Dan und ich standen im warmen Abendwind vor der Nummer 1551 und sahen zu dem gotischen Turm und dem mit Holz verkleideten Balkon auf, an denen die graue Farbe absprang wie Schuppen von einem toten Fisch.
»Du glaubst also nicht, dass ein solches Haus atmen kann?«, fragte er mich und rümpfte die Nase.
»Ich glaube nicht, dass irgendeinHaus atmen kann. Aber es riecht, als ob die Rohrleitungen mal überprüft werden müssen.«
»Um Gottes willen«, klagte Dan. »Keine Fachgespräche mehr nach Dienstschluss. Glaubst du, dass ich zu Cocktailpartys gehe und dabei die Haare meiner Gastgeber nach Läusen absuche?«
»Bei dir würde mich das nicht wundern.«
Ein rostiges schmiedeeisernes Tor und fünf Stufen führten zum überdachten Vorbau. Ich drückte das Tor auf, das aufstöhnte wie ein sterbender Hund. Dann gingen wir die Stufen hinauf und suchten im Dunkeln nach einer Klingel. Alle Fenster der unteren Etage, die zur Straße zeigten, waren dunkel und geschlossen, sodass uns Pfeifen oder Rufen aussichtslos schienen. Unten am Hügel raste ein Polizeiwagen mit heulender Sirene vorbei und ein Mädchen, das mit zwei jungen Männern die Straße entlangstolzierte, kicherte laut. All dies geschah innerhalb unserer Sicht-und Hörweite und doch herrschte hier am Eingang zu Nummer 1551 nichts als dunkles Schweigen und ein Gefühl, als wirbelten vergessene Jahre an uns vorüber, die aus dem Briefkasten und unter der verzierten Vordertür herausrannen wie der Sand aus Säcken.
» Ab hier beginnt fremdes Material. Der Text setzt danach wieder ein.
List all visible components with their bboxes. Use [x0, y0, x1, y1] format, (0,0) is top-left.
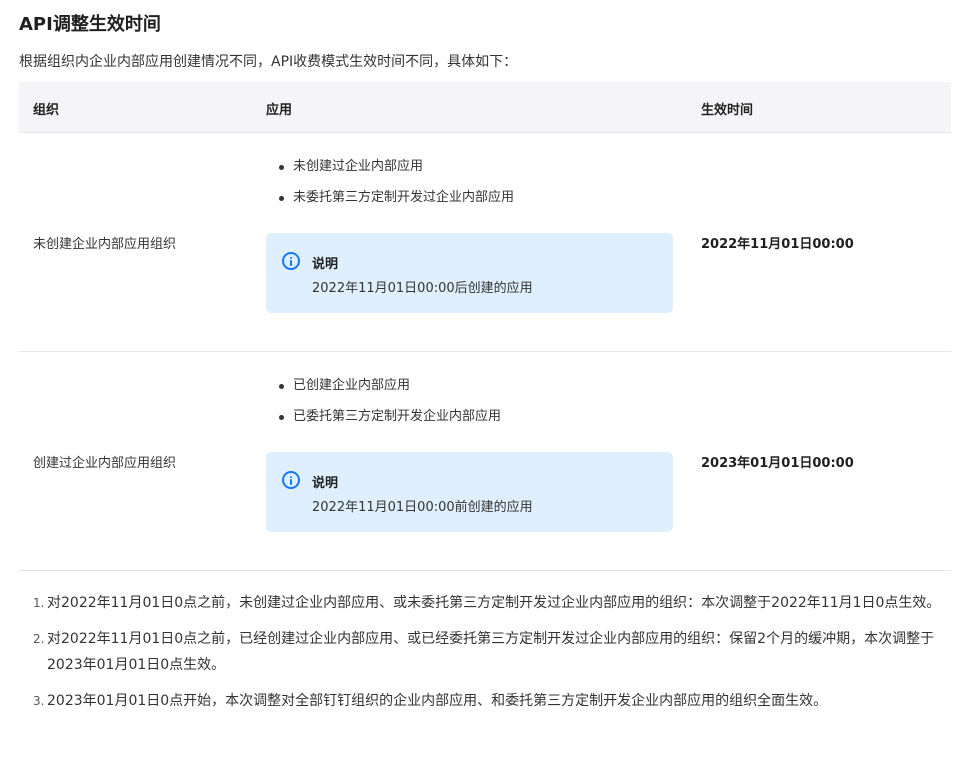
- bullet-dot-icon: [279, 196, 284, 201]
- footnote-number: 2.: [33, 632, 45, 646]
- effective-time-table: 组织 应用 生效时间 未创建企业内部应用组织 未创建过企业内部应用 未委托第三方…: [19, 82, 951, 571]
- list-item-text: 未委托第三方定制开发过企业内部应用: [293, 190, 515, 205]
- note-box: 说明 2022年11月01日00:00后创建的应用: [266, 233, 673, 313]
- list-item-text: 未创建过企业内部应用: [293, 159, 424, 174]
- footnote-text: 对2022年11月01日0点之前，已经创建过企业内部应用、或已经委托第三方定制开…: [47, 631, 935, 673]
- row-org: 创建过企业内部应用组织: [33, 456, 177, 471]
- bullet-dot-icon: [279, 165, 284, 170]
- header-time: 生效时间: [701, 103, 754, 118]
- footnote-number: 3.: [33, 694, 45, 708]
- intro-text: 根据组织内企业内部应用创建情况不同，API收费模式生效时间不同，具体如下：: [19, 54, 518, 70]
- table-row: 创建过企业内部应用组织 已创建企业内部应用 已委托第三方定制开发企业内部应用 说…: [19, 352, 951, 571]
- row-effective-time: 2023年01月01日00:00: [701, 456, 854, 471]
- footnote-number: 1.: [33, 596, 45, 610]
- footnote-text: 2023年01月01日0点开始，本次调整对全部钉钉组织的企业内部应用、和委托第三…: [47, 693, 828, 709]
- footnote-item: 3. 2023年01月01日0点开始，本次调整对全部钉钉组织的企业内部应用、和委…: [33, 688, 948, 714]
- header-app: 应用: [266, 103, 293, 118]
- bullet-dot-icon: [279, 415, 284, 420]
- info-circle-icon: [282, 471, 300, 489]
- list-item: 已委托第三方定制开发企业内部应用: [277, 409, 501, 440]
- footnote-list: 1. 对2022年11月01日0点之前，未创建过企业内部应用、或未委托第三方定制…: [33, 590, 948, 724]
- note-box: 说明 2022年11月01日00:00前创建的应用: [266, 452, 673, 532]
- footnote-item: 1. 对2022年11月01日0点之前，未创建过企业内部应用、或未委托第三方定制…: [33, 590, 948, 616]
- bullet-dot-icon: [279, 384, 284, 389]
- row-org: 未创建企业内部应用组织: [33, 237, 177, 252]
- app-condition-list: 未创建过企业内部应用 未委托第三方定制开发过企业内部应用: [277, 159, 514, 221]
- page: API调整生效时间 根据组织内企业内部应用创建情况不同，API收费模式生效时间不…: [0, 0, 957, 760]
- footnote-text: 对2022年11月01日0点之前，未创建过企业内部应用、或未委托第三方定制开发过…: [47, 595, 941, 611]
- note-title: 说明: [312, 257, 339, 272]
- info-circle-icon: [282, 252, 300, 270]
- section-title: API调整生效时间: [19, 14, 161, 35]
- list-item: 已创建企业内部应用: [277, 378, 501, 409]
- footnote-item: 2. 对2022年11月01日0点之前，已经创建过企业内部应用、或已经委托第三方…: [33, 626, 948, 678]
- list-item-text: 已创建企业内部应用: [293, 378, 411, 393]
- note-text: 2022年11月01日00:00后创建的应用: [312, 281, 533, 296]
- header-org: 组织: [33, 103, 60, 118]
- app-condition-list: 已创建企业内部应用 已委托第三方定制开发企业内部应用: [277, 378, 501, 440]
- list-item-text: 已委托第三方定制开发企业内部应用: [293, 409, 502, 424]
- list-item: 未创建过企业内部应用: [277, 159, 514, 190]
- note-title: 说明: [312, 476, 339, 491]
- row-effective-time: 2022年11月01日00:00: [701, 237, 854, 252]
- list-item: 未委托第三方定制开发过企业内部应用: [277, 190, 514, 221]
- note-text: 2022年11月01日00:00前创建的应用: [312, 500, 533, 515]
- table-header: 组织 应用 生效时间: [19, 82, 951, 133]
- table-row: 未创建企业内部应用组织 未创建过企业内部应用 未委托第三方定制开发过企业内部应用…: [19, 133, 951, 352]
»Hier ist ein Klopfer«, sagte Dan. »Vielleicht sollte ich ein paarmal klopfen.«
Ich schielte in die Finsternis. »Solange du dabei nicht ›Nimmermehr‹ zitierst.«
»Jesus«, sagte Dan. »Sogar der Türklopfer ist gruselig.«
Ich trat etwas näher heran und schaute ihn an. Es war ein gewaltiger, antiker Klopfer, der vom Alter und Wetter ganz schwarz geworden war. Er hatte die Form einer seltsamen, knurrenden Kreatur, etwas zwischen Wolf und Dämon – nicht gerade einladend, fand ich. Jemand, der so etwas freiwillig an seine Vordertür hing, musste etwas seltsam sein, es sei denn, er hatte an Albträumen Spaß. Unten auf dem Türklopfer stand ein einzelnes Wort eingraviert: Rückkehr.
Weil Dan noch zögerte, benutzte ich den Klopfer drei-oder viermal. Der Klang hallte leise drinnen im Haus wider und wir warteten geduldig vor der Tür, dass Seymour Wallis reagierte.
»Was, glaubst du, ist das? Das Ding da auf dem Klopfer?«, fragte Dan.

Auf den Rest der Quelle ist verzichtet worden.